Civil rights trial outcomes, Prisoner litigation outcomes, Dispute selection, Expectations theory, Empirical legal studies, Success rates in civil rights trials, Trial success rates in prisoner cases, Regional trial success rates, Jury trial success rates, Judge trial success rates

Disciplines

Civil Rights and Discrimination | Litigation

Abstract

In ideal circumstances, court cases are won or lost on their merits. But litigation does not proceed free from external social factors or from the characteristics of the participants. Factors other than the merits of cases, therefore, may help explain litigation outcomes and selection of disputes for trial. Possible factors include judge or jury bias, regional influence, the type of case, the quality of counsel, and the nature and resources of plaintiffs and defendants.

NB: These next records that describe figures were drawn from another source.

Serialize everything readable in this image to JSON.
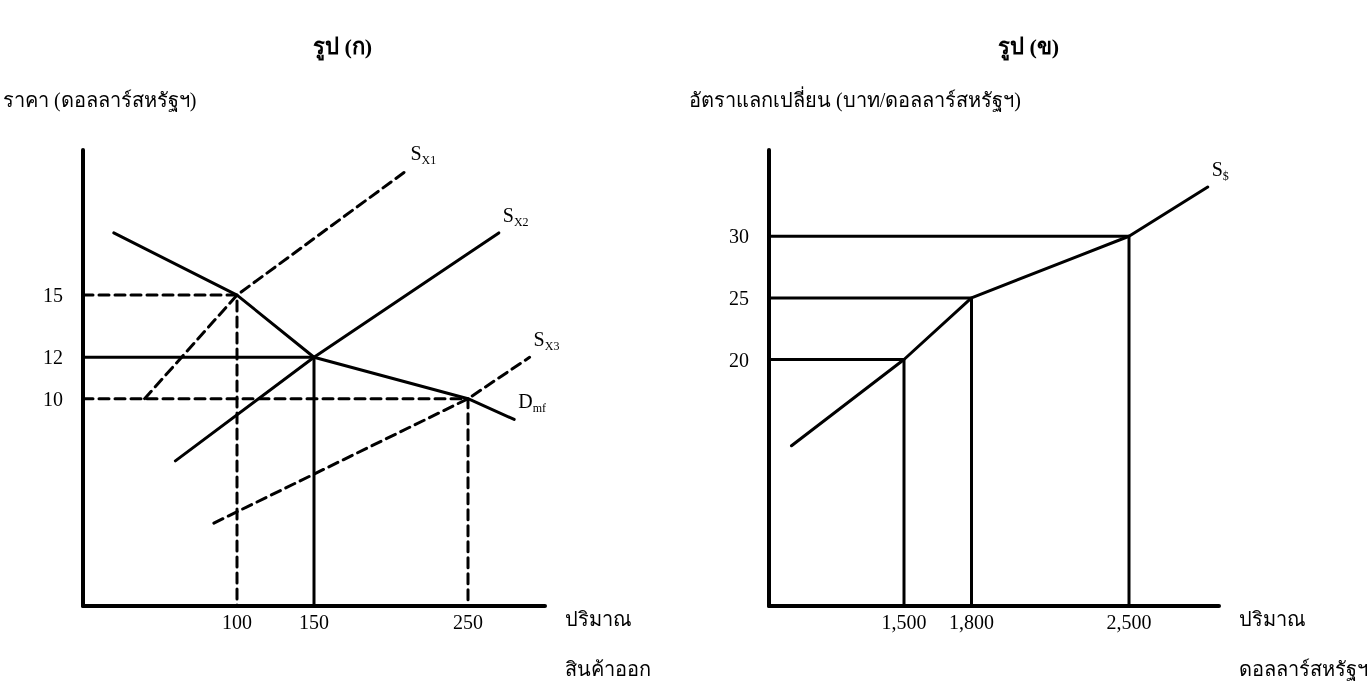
{
  "chart_data": [
    {
      "type": "line",
      "title": "รูป (ก)",
      "ylabel": "ราคา (ดอลลาร์สหรัฐฯ)",
      "xlabel": "ปริมาณ\nสินค้าออก",
      "xlim": [
        0,
        300
      ],
      "ylim": [
        0,
        22
      ],
      "xticks": [
        100,
        150,
        250
      ],
      "yticks": [
        10,
        12,
        15
      ],
      "marker": "none",
      "series": [
        {
          "name": "S$_{X1}$",
          "color": "#000000",
          "line_style": "dashed",
          "x": [
            40,
            100,
            210
          ],
          "values": [
            10,
            15,
            21
          ]
        },
        {
          "name": "S$_{X2}$",
          "color": "#000000",
          "line_style": "solid",
          "x": [
            60,
            150,
            270
          ],
          "values": [
            7,
            12,
            18
          ]
        },
        {
          "name": "S$_{X3}$",
          "color": "#000000",
          "line_style": "dashed",
          "x": [
            85,
            250,
            290
          ],
          "values": [
            4,
            10,
            12
          ]
        },
        {
          "name": "D$_{mf}$",
          "color": "#000000",
          "line_style": "solid",
          "x": [
            20,
            100,
            150,
            250,
            280
          ],
          "values": [
            18,
            15,
            12,
            10,
            9
          ]
        },
        {
          "color": "#000000",
          "line_style": "dashed",
          "x": [
            0,
            100,
            100
          ],
          "values": [
            15,
            15,
            0
          ]
        },
        {
          "color": "#000000",
          "line_style": "solid",
          "x": [
            0,
            150,
            150
          ],
          "values": [
            12,
            12,
            0
          ]
        },
        {
          "color": "#000000",
          "line_style": "dashed",
          "x": [
            0,
            250,
            250
          ],
          "values": [
            10,
            10,
            0
          ]
        }
      ]
    },
    {
      "type": "line",
      "title": "รูป (ข)",
      "ylabel": "อัตราแลกเปลี่ยน (บาท/ดอลลาร์สหรัฐฯ)",
      "xlabel": "ปริมาณ\nดอลลาร์สหรัฐฯ",
      "xlim": [
        900,
        2900
      ],
      "ylim": [
        0,
        37
      ],
      "xticks": [
        {
          "value": 1500,
          "label": "1,500"
        },
        {
          "value": 1800,
          "label": "1,800"
        },
        {
          "value": 2500,
          "label": "2,500"
        }
      ],
      "yticks": [
        20,
        25,
        30
      ],
      "marker": "none",
      "series": [
        {
          "name": "S$_{$}$",
          "color": "#000000",
          "line_style": "solid",
          "x": [
            1000,
            1500,
            1800,
            2500,
            2850
          ],
          "values": [
            13,
            20,
            25,
            30,
            34
          ]
        },
        {
          "color": "#000000",
          "line_style": "solid",
          "x": [
            900,
            1500,
            1500
          ],
          "values": [
            20,
            20,
            0
          ]
        },
        {
          "color": "#000000",
          "line_style": "solid",
          "x": [
            900,
            1800,
            1800
          ],
          "values": [
            25,
            25,
            0
          ]
        },
        {
          "color": "#000000",
          "line_style": "solid",
          "x": [
            900,
            2500,
            2500
          ],
          "values": [
            30,
            30,
            0
          ]
        }
      ]
    }
  ]
}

This Article uses both impressionistic conjecture about litigation and formal litigation theory to develop and test hypotheses about factors affecting outcomes in civil rights and prisoner litigation. It examines data from nearly all federal § 1983 cases, title VII employment discrimination cases, and prisoner cases tried between 1978 and 1985 for which the Administrative Office of United States Courts reported an outcome. The Article explores four topics: success rates at trial, examined by category of case; differences in case outcomes across geographical regions; differences in success rates between cases tried by judges and those tried before juries; and differences in outcomes between litigation involving the federal government and suits in which the federal government is not a party.

Publication Citation

Published in: Georgetown Law Journal, vol. 77, no. 4 (April 1989).